The dark night of the soul has been described by some as a period of spiritual desolation, Mother Theresa recorded her experience of the dark night in her journals and caused quite a scandal in doing so; people asked how a person of faith could write things such as:
“In the darkness . . . Lord, my God, who am I that you should forsake me? The child of your love — and now become as the most hated one. The one — you have thrown away as unwanted — unloved. I call, I cling, I want, and there is no one to answer . . . Where I try to raise my thoughts to heaven, there is such convicting emptiness that those very thoughts return like sharp knives and hurt my very soul. Love — the word — it brings nothing. I am told God lives in me — and yet the reality of darkness and coldness and emptiness is so great that nothing touches my soul.”
Others record experiences too, and each experience is different, Henri Nouwen also recorded his experience in a journal, excerpts of it have been published in his book The Inner Voice of Love. At one point he says:
“Everything came crashing down — my self-esteem, my energy to live and work, my sense of being loved, my hope for healing, my trust in God… everything. Here I was, a writer about the spiritual life, known as someone who loves God and gives hope to people, flat on the ground and in total darkness.
What had happened? I had come face to face with my own nothingness. It was as if all that had given my life meaning was pulled away and I could see nothing in front of me but a bottomless abyss.”
I can really relate to that, the sense of coming face to face with my own nothingness led me to pass through a season of darkness and hopelessness, and it was hard to feel that I was being held by a loving God, and yet I knew that I was because somehow I was able to preach my way through this season, often clinging to words of consolation that always came at the last-minute, and can only have been a gift of the Spirit.
It has been hard to minister, because people often ask me how I am, and I have grown fairly adept at brushing that off ( though not with my Spiritual Director who has been a wonderful and understanding support). How hard it is to say to people who look to me for hope and prayer that I don’t know where God is in my life, but I can sense his love and care for you. So I quite simply didn’t unless I knew that I could trust the person to accept that I had no explanations for that.

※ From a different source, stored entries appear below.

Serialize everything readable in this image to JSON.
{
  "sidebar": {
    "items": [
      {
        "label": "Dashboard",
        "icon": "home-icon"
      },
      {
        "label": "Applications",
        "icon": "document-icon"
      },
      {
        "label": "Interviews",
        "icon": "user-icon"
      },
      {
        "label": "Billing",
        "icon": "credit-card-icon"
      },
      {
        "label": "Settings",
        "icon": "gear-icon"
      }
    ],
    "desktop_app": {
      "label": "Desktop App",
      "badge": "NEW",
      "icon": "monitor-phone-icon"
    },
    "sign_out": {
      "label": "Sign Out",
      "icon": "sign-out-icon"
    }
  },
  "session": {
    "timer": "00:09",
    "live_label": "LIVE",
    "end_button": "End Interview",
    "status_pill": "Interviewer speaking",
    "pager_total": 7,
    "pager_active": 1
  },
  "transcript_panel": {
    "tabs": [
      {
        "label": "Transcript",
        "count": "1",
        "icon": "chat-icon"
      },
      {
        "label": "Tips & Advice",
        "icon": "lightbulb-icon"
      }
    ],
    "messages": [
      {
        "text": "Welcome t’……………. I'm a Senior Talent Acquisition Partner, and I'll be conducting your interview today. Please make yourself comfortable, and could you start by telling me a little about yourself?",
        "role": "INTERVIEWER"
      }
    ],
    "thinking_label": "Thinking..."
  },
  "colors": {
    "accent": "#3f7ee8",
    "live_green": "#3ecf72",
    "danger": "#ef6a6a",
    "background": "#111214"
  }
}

I have no answers, and to be honest I don’t want any, because in the emptiness and the darkness I began slowly to find light, I found light in the prayers of folk who stood by me, and in the release of griefs that had long laid dormant in my heart. I began to reflect that sometimes I have not been not very good at releasing my hurts losses to God, I have held them within myself and they have become an abyss within me. Sometimes I have simply pushed them down in a pragmatic decision to get on with life, sometimes I have had to.
This winter however has been a gift, and the result of that gift has been a slow-growing re-emergence of love, life and hope, but mostly hope. Hope began to emerge as I dared to peer into the abyss of my life, and to acknowledge that abyss as a real part of me. The encounter with that abyss drew deep and often wordless prayers from me, and yet all of that was held in the darkness of depression, lethargy and inertia. I was not in a prison as St John of the Cross ( a 16th Century Spanish Mystic and Monk) had been when he wrote his love poems to Jesus, and I certainly wasn’t being persecuted as he was, but I did draw solace from his poems. This excerpt from The Spiritual Canticle (B) particularly helps me
Why, since you wounded this heart,
don’t you heal it? And why, since you stole it from me,
do you leave it so, and fail to carry off what you have stolen?
The anguish of the question reveals a longing that holds out hope for the relationship he so desires to be fulfilled once more. St John of the Cross eventually accepted his Dark Night ( his phrase) as a gift though which the soul must pass if it is to emerge into a deeper relationship with God. His poems and other writings perhaps need to become more widely read by a church.
As for me, today I cut the grass, and enjoyed the signs of spring within my garden, have I fully emerged into the light, well no, but I suspect that never happens in this place where we live between the spiritual reality of now and not quite yet, of hope made possible but not completely fulfilled, of love planted fully within each one of us but not fully revealed. Yet we have a pattern to follow, for Jesus words still ring from the cross; “my God, my God, why have you forsaken me”, even as he invites us into fullness of life.
Today I cut the grass, and today, that is enough!